Film Review | John Wick

Keanu Reeves is back on wooden-but-efficient form is this formualic but endearingly old-school revenge thriller

Unstoppable: Keanu Reeves as mob enforcer with a grudge, John Wick
Unstoppable: Keanu Reeves as mob enforcer with a grudge, John Wick

With Keanu Reeves, you always know what you’re going to get. Granted, that often – always – doesn’t amount to much. A good looking actor who has often found himself at the right place, at the right time, headlining a strategic mix of high-profile action films that have secured him a place in the popular imagination of the past twenty years or so.

But the fact remains that his acting skills range from ‘wooden’ to ‘abysmal’. By all on-set accouts, Reeves seems to be a nice enough guy to work with, has enough brand recognition attached to his name by now, and has given a face to some of our favourite action heroes. But his one-note performances are usually best tailored to equally one-note characters.

This is why he worked so well as Neo, the messianic lead of the Matrix trilogy. All that was asked from him was to remain cool and collected until it’s required of him to get into teeth-clenched badass mode.

It’s much the same as what’s expected of him in John Wick, a revenge thriller that harkens back to the violent B-movie hits of yore, courtesy of stuntman-turned-director Chad Stahelski.

Retired mob enforcer John Wick (Reeves) is having a bit of a bad week. After his wife succumbs to terminal illness, she sends him a posthumous gift in the form of an adorable beagle puppy.

 

But his path to psychological recovery is brutally cut short when a gang of Russian mob brats, led by Iosef Tarasov (Alfie Allen), break into his house and kill the poor puppy in the process. But little does the pampered wannabe tough guy Iosef know that John Wick was formerly in the employ of his own father, Viggo (Michael Nyqvist), who is still the big kahuna Russian gangster of the city.

Upon hearing about his son’s indiscretion, Viggo closes ranks and prepares for the worst. Because John Wick is coming… the same man the Russian mob christened their own personal ‘Baba Yaga’…
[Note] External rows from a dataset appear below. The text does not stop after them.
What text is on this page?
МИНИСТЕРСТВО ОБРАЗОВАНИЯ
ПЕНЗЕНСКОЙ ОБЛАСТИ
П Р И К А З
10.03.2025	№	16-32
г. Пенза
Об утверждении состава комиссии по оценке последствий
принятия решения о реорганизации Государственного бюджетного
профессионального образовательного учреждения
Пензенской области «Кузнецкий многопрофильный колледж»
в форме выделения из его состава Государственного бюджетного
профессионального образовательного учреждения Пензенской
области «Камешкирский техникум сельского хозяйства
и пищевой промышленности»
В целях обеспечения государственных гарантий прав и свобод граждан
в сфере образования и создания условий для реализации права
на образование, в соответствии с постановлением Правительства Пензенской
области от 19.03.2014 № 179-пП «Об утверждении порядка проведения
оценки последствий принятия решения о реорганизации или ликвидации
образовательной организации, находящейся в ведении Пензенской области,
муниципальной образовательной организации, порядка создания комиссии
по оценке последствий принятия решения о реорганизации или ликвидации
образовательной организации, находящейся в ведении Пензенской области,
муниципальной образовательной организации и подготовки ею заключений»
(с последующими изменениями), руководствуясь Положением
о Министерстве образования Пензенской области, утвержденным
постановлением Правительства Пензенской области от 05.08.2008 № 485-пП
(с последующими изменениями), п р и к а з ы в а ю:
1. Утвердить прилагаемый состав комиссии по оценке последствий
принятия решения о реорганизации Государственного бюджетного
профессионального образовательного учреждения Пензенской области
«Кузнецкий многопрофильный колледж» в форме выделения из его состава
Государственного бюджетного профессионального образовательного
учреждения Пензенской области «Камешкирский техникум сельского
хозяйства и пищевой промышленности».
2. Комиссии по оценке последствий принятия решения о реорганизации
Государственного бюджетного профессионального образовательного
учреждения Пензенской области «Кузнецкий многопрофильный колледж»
Films like John Wick – along with last year’s The Guest and Cold in July – may be popping up right now because all the multi-franchise comic book films and young adult novel adaptations are cultivating a hunger for trim-and-slim genre fare, which don’t require you to be plugged into some half-baked in-story mythology and which – crucially – don’t overstep the standard 90-minute running time remit.

On that front, John Wick is a joy to savour. If you accept that not a single idea or plot twist will be in any way original, you’re likely to have a good time of it. Starting with Reeves’ quite literally stone-cold performance and ending with the seamlessly sleek black-and-blue cinematography courtesy of Jonathan Sela, ‘Wick’ packs in both mood and thrills with calculated gusto.

An assortment of supporting players also help add a dash of colour to the stylishly monochrome palette, among them Willem Dafoe’s friendly helping hand, Ian McShane’s smouldering mentor figure and Adrienne Palicki’s vicious bounty hunter – a secondary antagonist who turns out to me more than a match for Wick.

So it’s a shame that Stahelski, formerly Reeves’ stunt double on the Matrix films, drops the ball with the hand-to-hand combat on display. In the wake of modern classics like The Raid its sequel – hell, even the raw combat on Netflix’s recent Daredevil series – which have raised the stakes on ‘in camera’ action choreography, Stahelski’s take lacks the visceral impact that is clearly strains towards.

Perhaps this is a consequence of the metallic stylisation that the rest of the film is couched in, though this has its pluses too. Placing our assassins in a hotel that serves as ‘safe zone’ in which the currency is exclusively custom gold coins is a nice touch, and helps to remind us that all of this is fantasy after all.

The ending suggests that sequels may be forthcoming. But more than anything, the original simply feels like a well-played gamble that paid off, and stretching this already brittle and well-trodden material may turn out to be more of a high-stakes risk than is wise.